The face Gandhi makes is, of course, shaped by the film, partly his own design and partly your reception of it. The film makes vivid and vaguely discomfiting fun of a couple of other guru types Kumaré meets (their followers believe themselves to be from different planets), and an “acoustic theologist (“In the beginning was the Word, vibration. God is sound”). Though he says that he’s moved by his students’ belief in him and frets over their responses to him—in scenes that show him fretting, pacing and holding his head (if you see it, it must be true?)—it’s never quite clear in Kumaré when the shift comes, whether this was the plan for the documentary or emerged in the editing room or even in the moments recorded. That the film explores at least in part the ways that relationships and beliefs are projections, based in desire, it makes points that are at once obvious and troubling. This suggests that you are responsible for your readings of Gandhi’s self-performances, before his students and also for the film.
Lemon constitutes anther sort of exploration, most plainly how collisions of poverty and celebrity produce stereotypes, myths, and also forms of truth. Laura Brownson and Beth Levison’s documentary begins where another one might have ended, as Lemon Andersen, a newly released felon from the projects, achieves success as part of Russell Simmons’ Deaf Poetry Jam. The TV show leads to a Broadway show, and then a Tony Award, and the slam poets and performers who have come up from the streets are giddy with success and money. Lemon describes how great it was, that he bought big TVs and everyone liked him. When the show ends, he’s out of money and back in the hood. Specifically, he and his wife Marilyn Andersen and their two young daughters move in with her brother and their mother.
Still, Lemon insists that he can make a living performing. He find backing from the American Place Theater’s David Kener, who proclaims that theater needs to “talk to kids.” To do that, he says, “The conventions don’t work, we need new voices desperately.” Kener finds one of these voices in Lemon. Or so he thinks.
The movie documents Lemon’s work on his one-man show, County of Kings (The Beautiful Struggle), in which he looks at his relationship with his mother (who died of cancer when he was only 14), his struggles in the neighborhood (drugs, gangster-posing), and his troubled relationship with his brother. The autobiography is filtered through poetry, noisy and brilliant and compelling.

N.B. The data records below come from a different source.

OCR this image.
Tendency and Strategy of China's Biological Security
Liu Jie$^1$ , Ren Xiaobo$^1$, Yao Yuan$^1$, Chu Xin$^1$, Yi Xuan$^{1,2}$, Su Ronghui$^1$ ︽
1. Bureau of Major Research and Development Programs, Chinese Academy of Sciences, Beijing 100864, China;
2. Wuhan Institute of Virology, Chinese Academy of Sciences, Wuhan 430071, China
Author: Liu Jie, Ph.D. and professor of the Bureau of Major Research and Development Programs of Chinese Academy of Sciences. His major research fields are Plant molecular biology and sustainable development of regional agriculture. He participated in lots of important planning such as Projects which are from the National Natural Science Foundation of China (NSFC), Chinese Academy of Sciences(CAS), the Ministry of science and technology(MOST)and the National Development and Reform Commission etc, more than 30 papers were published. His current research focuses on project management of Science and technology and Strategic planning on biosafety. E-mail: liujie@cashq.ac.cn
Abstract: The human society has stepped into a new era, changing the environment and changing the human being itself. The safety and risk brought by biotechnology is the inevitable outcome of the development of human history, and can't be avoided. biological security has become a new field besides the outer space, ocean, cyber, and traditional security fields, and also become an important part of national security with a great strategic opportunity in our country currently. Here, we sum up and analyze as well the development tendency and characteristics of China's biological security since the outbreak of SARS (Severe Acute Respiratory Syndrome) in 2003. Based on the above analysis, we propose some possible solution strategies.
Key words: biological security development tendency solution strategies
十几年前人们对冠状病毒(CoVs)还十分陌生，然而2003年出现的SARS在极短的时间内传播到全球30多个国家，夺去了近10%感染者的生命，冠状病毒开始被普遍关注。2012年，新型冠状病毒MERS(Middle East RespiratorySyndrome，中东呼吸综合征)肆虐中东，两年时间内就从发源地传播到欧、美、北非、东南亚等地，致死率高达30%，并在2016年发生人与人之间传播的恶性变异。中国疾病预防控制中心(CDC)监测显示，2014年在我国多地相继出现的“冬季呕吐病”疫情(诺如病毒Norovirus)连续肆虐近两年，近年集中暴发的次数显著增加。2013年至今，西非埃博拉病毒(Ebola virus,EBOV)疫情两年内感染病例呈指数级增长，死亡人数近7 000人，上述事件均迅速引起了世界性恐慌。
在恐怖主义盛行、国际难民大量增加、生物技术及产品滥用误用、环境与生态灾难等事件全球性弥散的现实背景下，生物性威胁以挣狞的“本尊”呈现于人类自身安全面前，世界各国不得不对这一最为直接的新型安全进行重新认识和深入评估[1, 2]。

He’s good on stage, the show seems a likely success. The problems, as you might expect, have to do mounting the show, with funding and directing, with corporate supporting. Meetings with producers and other people involved in the process tend to end on reaction shots by Lemon, looking disgruntled, just before he notes in voiceover how little these other people—frequently white women—understand his work and experience.
At the same time, the film also considers Lemon’s difficulties at home. Marilyn’s insights are very helpful, for you, anyway, even as he withdraws, sullen and resentful of deals falling through and threats the show won’t go on. When she sees they’re not communicating, she notes that he has his writing, in notebooks, as a means to work things out for himself: she begins writing on the bedroom wall, an effort to get him to notice that she has ideas and reactions too. The film takes its cue from Lemon, extolling Marilyn’s embodiment of his essential support system.
All of these performances, in Buck, Lemon, and Kumaré, are reflections as much as they are original creations. And that may be the films’ most compelling reveals, performances are produced with audiences.